High-Advance-Ratio Coaxial Rotorcraft Aeromechanics

Current vertical-takeoff-and-landing aircraft designs are generally a compromise between efficient hover performance and forward flight performance. With both high-speed capability and range being important future requirements, the aforementioned compromise is even more of a challenge. Fast edgewise flight of the helicopter is mainly limited by the asymmetric aerodynamics at the rotor disk and associated retreating blade stall.

Rigid rotors are one key technology enabler for coaxial rotor systems that are capable of high forward flight speed. The suppressed (or at least significantly reduced) flapping motion of the rotor blades allows for smaller rotor spacing and so for significant hub drag reduction.
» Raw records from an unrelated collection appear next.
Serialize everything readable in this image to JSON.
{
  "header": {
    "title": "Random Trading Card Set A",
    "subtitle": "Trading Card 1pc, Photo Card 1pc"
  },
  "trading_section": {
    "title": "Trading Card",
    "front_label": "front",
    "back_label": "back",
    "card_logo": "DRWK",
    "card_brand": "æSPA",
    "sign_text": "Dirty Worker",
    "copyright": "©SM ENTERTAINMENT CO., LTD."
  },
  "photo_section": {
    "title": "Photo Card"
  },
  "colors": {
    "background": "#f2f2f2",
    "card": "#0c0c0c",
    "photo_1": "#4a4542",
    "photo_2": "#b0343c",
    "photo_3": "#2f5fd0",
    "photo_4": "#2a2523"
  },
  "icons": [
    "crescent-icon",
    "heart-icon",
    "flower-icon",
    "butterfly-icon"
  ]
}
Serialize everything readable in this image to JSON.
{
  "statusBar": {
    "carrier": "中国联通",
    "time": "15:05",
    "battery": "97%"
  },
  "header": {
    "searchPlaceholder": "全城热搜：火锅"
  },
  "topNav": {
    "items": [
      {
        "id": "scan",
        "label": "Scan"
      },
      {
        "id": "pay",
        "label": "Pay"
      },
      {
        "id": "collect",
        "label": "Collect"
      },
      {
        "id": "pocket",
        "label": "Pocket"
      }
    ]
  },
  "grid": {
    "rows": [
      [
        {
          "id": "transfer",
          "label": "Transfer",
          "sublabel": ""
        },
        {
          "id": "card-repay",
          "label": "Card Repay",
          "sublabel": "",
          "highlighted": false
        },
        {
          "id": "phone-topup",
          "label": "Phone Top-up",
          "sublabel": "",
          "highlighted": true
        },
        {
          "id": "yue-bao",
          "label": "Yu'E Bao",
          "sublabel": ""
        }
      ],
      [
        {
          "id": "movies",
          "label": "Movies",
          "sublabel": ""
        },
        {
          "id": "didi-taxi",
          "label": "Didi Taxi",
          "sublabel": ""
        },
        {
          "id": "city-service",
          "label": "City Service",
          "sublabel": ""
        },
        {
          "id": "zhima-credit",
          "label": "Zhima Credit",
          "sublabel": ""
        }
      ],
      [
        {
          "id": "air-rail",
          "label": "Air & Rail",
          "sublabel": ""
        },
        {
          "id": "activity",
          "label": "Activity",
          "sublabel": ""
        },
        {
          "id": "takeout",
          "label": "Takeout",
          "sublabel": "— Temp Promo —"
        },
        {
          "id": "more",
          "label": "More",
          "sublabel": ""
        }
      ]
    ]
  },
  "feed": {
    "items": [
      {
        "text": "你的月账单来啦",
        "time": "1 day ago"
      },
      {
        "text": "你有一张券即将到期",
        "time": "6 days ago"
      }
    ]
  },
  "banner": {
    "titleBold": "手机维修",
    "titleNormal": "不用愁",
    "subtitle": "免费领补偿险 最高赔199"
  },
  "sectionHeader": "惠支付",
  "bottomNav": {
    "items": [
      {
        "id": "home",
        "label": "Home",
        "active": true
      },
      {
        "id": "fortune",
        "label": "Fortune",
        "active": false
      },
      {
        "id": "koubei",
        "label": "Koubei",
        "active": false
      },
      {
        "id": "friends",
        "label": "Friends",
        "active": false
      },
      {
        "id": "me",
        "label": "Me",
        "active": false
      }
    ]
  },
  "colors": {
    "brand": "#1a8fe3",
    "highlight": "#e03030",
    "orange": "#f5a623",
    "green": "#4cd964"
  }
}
Recently, experiments have been performed by the University of Texas (UT) at Austin, USA, with such a high-advance-ratio coaxial model rotor system in hover and also in a wind tunnel for advance ratios up to 0.5. In order to further the understanding of the interactional aerodynamics, structural dynamics, and flight dynamics of rotorcraft with coaxial rotor systems, particularly at high advance ratios, the Institute for Helicopter Technology shares a collaborative effort with the UT and performs comprehensive analysis using the computational modeling capabilities with the aeromechanics rotorcraft code CAMRAD II together with the experimental data set measured by UT.

The current research intends to provide more insight and to better understand the unsteady forces/loads and their aerodynamic and dynamic sources, such as aerodynamic interactions between the upper and lower rotors, blade deflections and their effects on blade clearance, in order to produce a real (validated) predictive capability for these challenging rotor systems, and ultimately, to enable technology and performance improvements.